Melbourne: UNESCO City of Literature

Book lovers will enjoy Melbourne’s strong literary history, myriad independent bookstores, and related festivals and events.

The city of Melbourne is recognized as Australia’s cultural center and delights in bringing literature to the people.

Three days before the 2008 Melbourne Writers Festival, the city buzzed about its successful bid to become the second UNESCO City of Literature. Like the first city, Edinburgh, the designation recognizes Melbourne’s ongoing history of good writing, a healthy publishing scene and committed readers. In late 2009, the new centerpiece of Melbourne’s literary landscape, the Centre for Books and Ideas at the State Library of Victoria, will be completed.

For visitors interested in literature, there’s a steady stream of events and a range of quality bookstores to explore.

A Little Literary History

Perhaps because Melbourne seems to sit at the end of the world, the city breeds and attracts colorful characters with stories to tell. Whether locally grown or recently settled, writers of all kinds find a happy home in Melbourne.

Frank Hardy’s 1950 depiction of the Melbourne underworld in Power Without Glory received a controversial reception but set the literary scene alight. Thinly veiled characters represented the gangsters and government officials of the time, much to their disgust, but readers’ pleasure. The novel remains a cornerstone of Melbourne literature, and paved the way for the authors writing in, and about, the city today.

More recently, Melbourne authors such as Helen Garner, Shane Maloney, Brian Castro, Elliott Perlman, Raimond Gaita, Robert Dessaix, Arnold Zable and Christos Tsiolkas have all been prolific in their literary output, particularly about Melbourne. Other famous Melbourne literary expats include Peter Carey, Germaine Greer and Lily Brett. Of course, no list of famous Melbourne writers is complete without the housewife superstar, global phenomenon and sometime author Dame Edna Everage, portrayed by comedian Barry Humphries.   

Writers Festivals

Melbourne plays host to a wide range of festivals focused on writers and writing throughout the year.

First amongst them, the Melbourne Writers Festival, began in 1986. For 10 days in August, writers and readers from around the world descend on the city to attend forums, launches and debates. The list of past attendees includes J.M. Coetzee, Graham Swift, Frank McCourt, Ian Rankin, E. Annie Proulx, P.D. James, Ben Okri, Zadie Smith, Bill Bryson, Isabel Allende, Augusten Burroughs and Dave Eggers—just a few who have shared their writing wisdom in Melbourne.

For budding authors, the festival delivers a range of professional development workshops hosted by working professionals. In 2008 these included Making the Past Present, Writing from Research, Imaginative Risk and Persuasion, and Beyond Your Navel. These sessions are always a highlight of the festival.

Each May, the Emerging Writers’ Festival brings together writers, editors and publishers to promote the work of the best up-and-coming writers.

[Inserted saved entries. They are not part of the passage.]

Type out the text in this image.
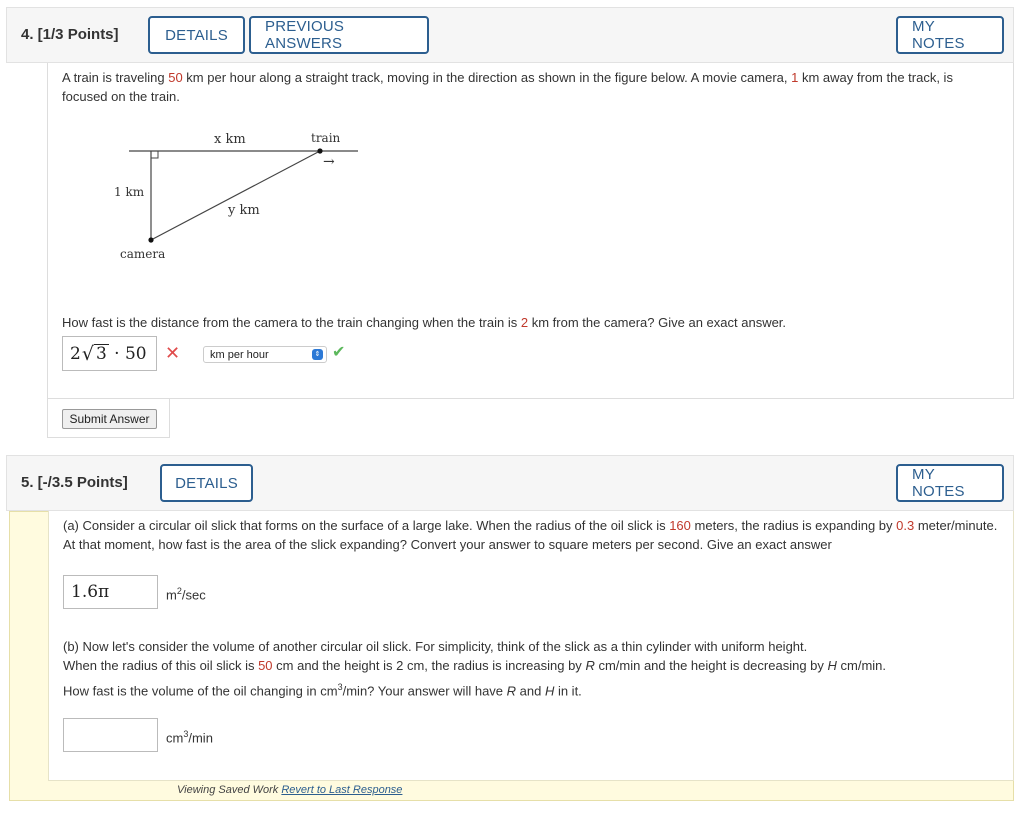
4. [1/3 Points]	DETAILS	PREVIOUS ANSWERS
MY NOTES
A train is traveling 50 km per hour along a straight track, moving in the direction as shown in the figure below. A movie camera, 1 km away from the track, is focused on the train.
x km	train
→
1 km
y km
camera
How fast is the distance from the camera to the train changing when the train is 2 km from the camera? Give an exact answer.
2 √ 3 · 50 ✕	km per hour	⇕ ✔
Submit Answer
5. [-/3.5 Points]	DETAILS	MY NOTES
(a) Consider a circular oil slick that forms on the surface of a large lake. When the radius of the oil slick is 160 meters, the radius is expanding by 0.3 meter/minute. At that moment, how fast is the area of the slick expanding? Convert your answer to square meters per second. Give an exact answer
1.6π	$m^2/\sec$
(b) Now let's consider the volume of another circular oil slick. For simplicity, think of the slick as a thin cylinder with uniform height.
When the radius of this oil slick is 50 cm and the height is 2 cm, the radius is increasing by R cm/min and the height is decreasing by H cm/min.
How fast is the volume of the oil changing in $cm^3/\min$? Your answer will have R and H in it.
$cm^3/\min$
Viewing Saved Work Revert to Last Response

In addition to these festivals, several others include comprehensive literary events. The Melbourne International Arts Festival in October, the Melbourne Fringe Festival from September to October and the biennial Next Wave Festival in May all showcase quality local and international writing.

Best Bookstores in Melbourne

Melburnians love to read, and the city is blessed with some excellent independent bookstores to fuel their passion.

The Readings group of stores has grown from one Carlton store to five scattered around the city, but stays true to its independent roots. From latest releases to hard-to-find treasures, Readings is Melbourne’s premier bookstore with a passionate, knowledgeable staff. Keep an eye out for special events, book launches and readings by famous authors that might be held during your Melbourne vacation.

Other specialist independent stores include:

Hill of Content Bookshop for latest release fiction and non-fiction.

Kay Craddock for antiquarian and specialist titles.

Books for Cooks, a new and antiquarian cookbook shop.

Polyester for downright bizarre counter-culture titles.

Paperback Bookshop for fiction and general interest.

Minotaur for graphic novels, science fiction and comics.

Metropolis for art, design, fashion and photography titles.

Literary Walking Tour

To delve further into the city’s literary secrets, take a two-hour walking tour led by Hidden Secrets Tours (whose other walking tours include Lanes and Arcades, and Architecture tours). Initially designed for the Writers Festival, the tour was so successful, it’s now a permanent offering. The tour meets at Federation Square, costs AUD$60 (about US$40), and includes coffee and biscuits at its finish.